I met with one of my blogger girlfriends the other night for dinner. She’s a bold and eccentric African American trying to ease her way into the fashion world. We recapped on her recent trip to New York Fashion Week which then led into the topic of finding your way into the in-crowd of these industries. As popular as blogging is, it’s a tricky path. Many who attempt fizzle out and few get to live out their blogger dreams. It’s truly an industry where you can’t predict your results.
Before I had my own blog, I obviously followed bloggers I favored. They seemed to be what looked like overnight successes, growing their audiences by thousands overnight and quickly receiving sponsorship opportunities. They all fit a mold, showcasing their messy hair and street style. They had perfect flat-lay photos and could make any plate of food look photogenic. They’d get dressed up every day to take photos of their picture perfect life without bothering to touch on the ugly parts of it. Their captions sounded alike, their writing sounded alike but obviously that’s what people liked. If it works for them, we think it’ll work for us. We mimic what we like about others without even trying because it’s what we’re used to seeing.
I’m only nine months in, but one of my biggest struggles was deciding how much of me I wanted to be with all of you. When I say that I mean, how much of myself I was willing to share. How much of myself was I willing to own? I even had a hard time using Snapchat because I was impartial about people seeing the “real” me, without the poised photos and perfect punctuation. Don’t misunderstand, I adore the real me. I love everything she’s about. However, I was unsure if she would fit into a blogger mold.

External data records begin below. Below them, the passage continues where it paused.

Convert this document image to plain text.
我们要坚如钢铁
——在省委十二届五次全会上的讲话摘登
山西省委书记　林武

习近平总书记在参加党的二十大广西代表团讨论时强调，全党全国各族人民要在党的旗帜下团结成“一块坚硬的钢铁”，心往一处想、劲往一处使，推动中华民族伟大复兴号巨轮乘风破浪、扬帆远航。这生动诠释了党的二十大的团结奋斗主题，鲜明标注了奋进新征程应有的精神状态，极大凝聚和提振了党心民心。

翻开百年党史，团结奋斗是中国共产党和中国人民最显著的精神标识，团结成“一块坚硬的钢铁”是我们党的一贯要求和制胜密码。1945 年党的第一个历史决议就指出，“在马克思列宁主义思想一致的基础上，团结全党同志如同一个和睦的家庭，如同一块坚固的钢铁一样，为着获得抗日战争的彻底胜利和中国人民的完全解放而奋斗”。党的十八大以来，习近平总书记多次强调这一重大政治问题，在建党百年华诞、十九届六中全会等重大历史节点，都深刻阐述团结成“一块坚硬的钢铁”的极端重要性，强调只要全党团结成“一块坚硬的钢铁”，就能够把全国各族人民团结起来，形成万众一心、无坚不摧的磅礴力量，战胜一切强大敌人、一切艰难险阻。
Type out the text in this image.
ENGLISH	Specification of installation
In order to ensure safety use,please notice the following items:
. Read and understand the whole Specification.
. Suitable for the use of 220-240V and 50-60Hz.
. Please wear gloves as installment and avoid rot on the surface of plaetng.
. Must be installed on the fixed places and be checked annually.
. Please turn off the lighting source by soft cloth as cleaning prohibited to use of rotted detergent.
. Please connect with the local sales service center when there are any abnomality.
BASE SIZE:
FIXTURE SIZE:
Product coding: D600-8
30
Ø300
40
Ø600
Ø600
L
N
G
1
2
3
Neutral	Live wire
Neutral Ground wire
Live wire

You’d think the odds were against me. I’m a multiracial minority, I work a full-time corporate job and I’ll be damned if I put on a pair of heels just to sit on my bed and take a picture of them (talk about unsanitary). I cuss
a lot sometimes and I would never try and convince you that life is a piece of cake served with a cup of coffee that has the perfect latte art. I never wanted to be that kind of blogger. The question was, would I be able to talk about what’s important to me and share that with an audience who would embrace, or better yet appreciate it? Could I succeed without having to change who I was? If you’re reading this it’s proof that I could. When you’re not like them, it’s difficult to believe that there will be a place for you.
I see it all the time. You start a blog and it doesn’t bloom because you sound like everyone else, you dress like everyone else, you copied my webpage design (shade or no shade?) and your content is inauthentic. Let’s be honest, that’s why you were afraid to begin one in the first place right? You were uncertain if you being yourself would be enough for people to care. Your discouragement is a reflection of you wanting someone else’s results.
If you are attempting to find your voice, you’ve already looked too far. You own it already! You don’t have to change how you talk, how you dress, or your guilty pleasures in order to build a brand. You are who you are, embrace that. Walk comfortably in your own shoes. Your individuality is the key to your success and you being you is the only thing that makes you unique. Being me has been proven to work. If you’re needing inspiration, take a look at Shiona Turini and Sophia Amoruso who are always unapologetically them.